Strong external funding is needed to ensure fiscal sustainability while maintaining key investments in infrastructure and social sectors. Developing countries also need to continue to match external support with domestic reforms to make government spending and service delivery more efficient, the report reveals.
Effects of economic crisis
Globally the report stresses that the global economic crisis lowered the pace of poverty reduction in developing countries and has hampered progress towards the other MDGs.
“The crisis is having an impact in several key areas of the MDGs, including those related to hunger, child and maternal health, gender equality, access to clean water and disease control and will continue to affect long-term development prospects well beyond 2015,” says the Global Monitoring Report 2010: The MDGs after the Crisis.

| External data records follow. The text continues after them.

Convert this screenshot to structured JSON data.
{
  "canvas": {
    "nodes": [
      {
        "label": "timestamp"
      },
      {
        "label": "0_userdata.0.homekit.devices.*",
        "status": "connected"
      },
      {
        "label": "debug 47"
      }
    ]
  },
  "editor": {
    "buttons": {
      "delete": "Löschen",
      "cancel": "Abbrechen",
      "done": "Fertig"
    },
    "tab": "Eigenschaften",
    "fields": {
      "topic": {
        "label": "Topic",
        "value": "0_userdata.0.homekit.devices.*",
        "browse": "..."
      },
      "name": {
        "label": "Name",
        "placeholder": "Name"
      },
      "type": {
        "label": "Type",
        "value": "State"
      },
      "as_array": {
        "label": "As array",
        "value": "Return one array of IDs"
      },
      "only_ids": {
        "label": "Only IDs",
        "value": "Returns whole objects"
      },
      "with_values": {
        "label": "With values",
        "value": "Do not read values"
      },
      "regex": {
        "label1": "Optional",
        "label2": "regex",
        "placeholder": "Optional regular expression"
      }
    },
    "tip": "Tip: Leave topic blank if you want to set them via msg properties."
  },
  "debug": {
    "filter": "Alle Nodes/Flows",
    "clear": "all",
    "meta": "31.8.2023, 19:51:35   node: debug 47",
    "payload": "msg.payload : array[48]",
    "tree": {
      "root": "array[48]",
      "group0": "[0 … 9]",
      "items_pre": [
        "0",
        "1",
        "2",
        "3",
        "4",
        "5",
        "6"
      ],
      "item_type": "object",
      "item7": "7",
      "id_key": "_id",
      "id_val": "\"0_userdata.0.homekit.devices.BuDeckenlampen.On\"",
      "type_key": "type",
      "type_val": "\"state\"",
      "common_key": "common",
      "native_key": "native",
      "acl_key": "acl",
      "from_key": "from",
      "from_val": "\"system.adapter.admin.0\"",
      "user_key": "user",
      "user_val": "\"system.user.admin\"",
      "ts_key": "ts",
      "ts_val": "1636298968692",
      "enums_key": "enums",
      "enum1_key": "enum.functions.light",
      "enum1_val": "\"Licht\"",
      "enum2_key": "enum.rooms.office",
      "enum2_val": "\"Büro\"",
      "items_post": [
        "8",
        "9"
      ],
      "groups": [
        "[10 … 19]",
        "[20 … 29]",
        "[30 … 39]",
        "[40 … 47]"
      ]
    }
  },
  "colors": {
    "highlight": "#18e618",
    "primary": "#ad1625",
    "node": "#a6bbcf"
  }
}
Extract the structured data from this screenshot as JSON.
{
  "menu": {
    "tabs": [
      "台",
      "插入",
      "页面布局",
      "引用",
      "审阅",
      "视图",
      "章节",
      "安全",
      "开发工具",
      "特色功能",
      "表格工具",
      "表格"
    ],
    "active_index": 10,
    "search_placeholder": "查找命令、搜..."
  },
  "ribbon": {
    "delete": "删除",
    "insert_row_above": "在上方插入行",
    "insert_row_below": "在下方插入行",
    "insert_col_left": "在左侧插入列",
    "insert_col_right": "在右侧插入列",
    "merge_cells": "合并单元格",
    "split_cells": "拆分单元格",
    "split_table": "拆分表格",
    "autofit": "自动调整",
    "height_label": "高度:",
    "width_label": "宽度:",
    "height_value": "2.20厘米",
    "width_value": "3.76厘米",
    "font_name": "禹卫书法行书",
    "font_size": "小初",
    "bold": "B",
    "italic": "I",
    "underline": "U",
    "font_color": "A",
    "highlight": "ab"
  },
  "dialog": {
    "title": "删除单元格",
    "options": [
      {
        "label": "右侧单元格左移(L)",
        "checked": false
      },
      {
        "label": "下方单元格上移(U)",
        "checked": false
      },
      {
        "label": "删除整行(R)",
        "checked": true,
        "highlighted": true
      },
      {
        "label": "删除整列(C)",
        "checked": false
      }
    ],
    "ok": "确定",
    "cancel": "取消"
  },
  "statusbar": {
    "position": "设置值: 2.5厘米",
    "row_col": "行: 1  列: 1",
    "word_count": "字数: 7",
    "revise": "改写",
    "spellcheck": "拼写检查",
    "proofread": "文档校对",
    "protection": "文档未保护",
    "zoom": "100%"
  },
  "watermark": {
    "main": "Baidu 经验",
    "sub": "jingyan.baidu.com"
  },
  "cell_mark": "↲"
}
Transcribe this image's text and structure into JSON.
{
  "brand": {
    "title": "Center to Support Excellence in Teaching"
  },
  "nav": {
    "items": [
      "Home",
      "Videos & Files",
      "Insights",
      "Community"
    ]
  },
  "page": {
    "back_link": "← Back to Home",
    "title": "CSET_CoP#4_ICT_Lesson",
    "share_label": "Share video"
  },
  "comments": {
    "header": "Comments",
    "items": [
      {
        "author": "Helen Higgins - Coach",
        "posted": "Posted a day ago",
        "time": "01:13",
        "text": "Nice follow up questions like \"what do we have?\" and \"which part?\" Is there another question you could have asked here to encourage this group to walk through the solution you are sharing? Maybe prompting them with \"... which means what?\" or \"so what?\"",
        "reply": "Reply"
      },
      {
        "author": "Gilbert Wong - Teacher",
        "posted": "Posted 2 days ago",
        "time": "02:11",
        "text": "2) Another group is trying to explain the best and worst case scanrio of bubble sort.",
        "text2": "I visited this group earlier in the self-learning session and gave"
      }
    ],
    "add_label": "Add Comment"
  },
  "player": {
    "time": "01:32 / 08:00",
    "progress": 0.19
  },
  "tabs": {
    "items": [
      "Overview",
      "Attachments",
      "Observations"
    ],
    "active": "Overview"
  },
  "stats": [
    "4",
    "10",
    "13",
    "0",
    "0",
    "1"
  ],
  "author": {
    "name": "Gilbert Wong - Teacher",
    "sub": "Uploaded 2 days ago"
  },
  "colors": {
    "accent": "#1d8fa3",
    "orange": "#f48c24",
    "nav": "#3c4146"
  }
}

The multi world watchdog on development explains that as a result of the crisis, 53 million more people will remain in extreme poverty by 2015 than otherwise would have been.
Even so, the report projects that the number of the extreme poor could total to around 920 million five years from now, marking a significant decline from the 1.8 billion people living in extreme poverty in 1990.
Based on these estimates, the developing world as a whole is still on track to achieve the first MDGs of halving extreme income poverty from its 1990 level of 42 per cent by 2015.
“Both the 2008 food price crisis and the financial crisis that hit that year have played a role in exacerbating hunger in the developing world. The critical MDG target of halving the proportion of people suffering from hunger from 1990 to 2015 appears very unlikely to be met as over a billion people struggle to meet basic food needs,” the report says.
Malnutrition among children and pregnant women has a multiplier effect, accounting for more than one-third of the disease burden of children under age five and over 20 per cent of maternal mortality. According to World Bank projections, for the period from 2009 to the end of 2015, an estimated 1.2 million additional deaths may occur among children under five due to crisis-related causes.